One thing I found curious about the play was that there was a parade of references to other plays in the canon.  Certainly Dorotea’s plight and her subsequent escape from her father’s house and the dressing as a boy reminded me of “As You Like It.”  Rosalind’s situation is less heart-rending, and she is an aristocrat where Dorotea is a peasant who, it is clear, has little to no recourse.  Gregory Doran added the abduction scene that felt like he took right out of “Cymbeline,” and of course, despite the fact that Cardenio’s taking up the garb of Tom O’Bedlam is directly from Cervantes, one can’t help but notice the strong similarity between Cardenio and Edgar in “King Lear.”  This is another reason I felt that the play was more Fletcher than Shakespeare.  The master I feel would not be so obvious with these devices that he used to such brilliant effect in earlier plays.  But for Fletcher, they are devices that worked so why not include them.

I am thankful that I live in the St. Louis area where we have such excellent and outstanding theater and opera companies.  St. Louis Shakespeare was founded by Donna Northcott and is dedicated to Shakespeare and classical plays.  They have performed the entire canon – no mean feat!  Bravo to them!  I have enjoyed a few of their performances in the past including a well done, albeit long evening of Henry VI.  This production of “Cardenio” is really well done on a variety of levels.  First, that the company would find and be able to adapt this “lost” play is worth celebrating.  The performance of this play gives others and me the opportunity to deepen our experience of Shakespeare. So, Brava to Donna Northcott for doing whatever needed to be done to secure the scripts and the rights to do this work in St. Louis.  I was actually shocked that opening night was not sold out.  It should be!  All of St. Louis should be packing this theater for this play.

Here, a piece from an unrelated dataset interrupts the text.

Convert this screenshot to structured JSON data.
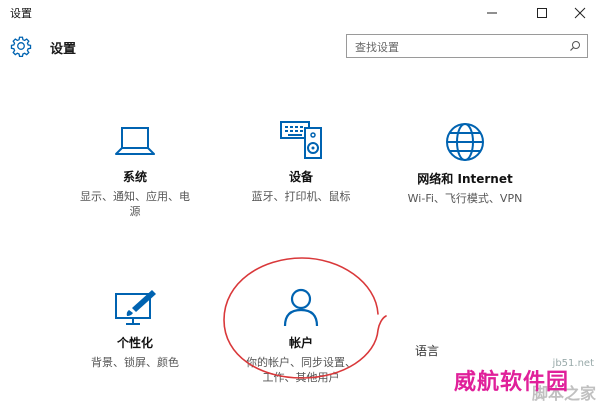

The sets were very well done.  Functional set pieces that could be easily moved into position worked very well.  I think they might have cut the falling leaves.  But the use of a simple set piece here and there was all that was needed to evoke the location of the scene.  The acting was very good.  All of the principals embodied their roles and drew me into the story.  I have already mentioned two members of the cast whose work struck me as particularly outstanding.  I also want to commend Jason J. Little on his portrayal of the Don Giovanni-like Don Fernando. (That is, by the way, Tirso de Molina’s Don Juan Tenorio and not Da Ponte, I actually found a number of resonances with the Molina in this play and think it is possible that Fletcher might have been familiar with it).   Little’s Don Fernando was suave, seductive and innocent but capable of becoming horribly ruthless and violent when crossed.  Erik Kuhn played the betrayed Cardenio effectively.  His naïve trust in his aristocratic superior Don Fernando leads to him to set himself up for a terrible fall. Kuhn was effective in giving his blind and undeserved trust and was beautifully convincing as the lover in his scenes with Luscinda.  Shannon Lampkin was also deeply moving in her portrayal of a young woman who simply has no options and to whom no one will listen.  Overruled and having her feelings insensitively rejected by her father, her Cardenio is the only one whom she can reach out to but she is locked away from him.  Her Isabella (Measure for Measure) like refuge into a convent was convincing as an act of desperation. Fernando’s brother Pedro was portrayed by Kevin O’Brian who was excellent making us think in one moment that he is the good guy and then in the next frustrating that impression with the realization that he is also rather selfish and myopic.  Despite his sense of right and wrong pushing him, he seems to run up against this brick wall of his aristocratic privilege.  The remainder of the cast was excellent, I have to mention Shane Signorino whose odious Master of the Flock made that brief scene one of the most riveting in the performance.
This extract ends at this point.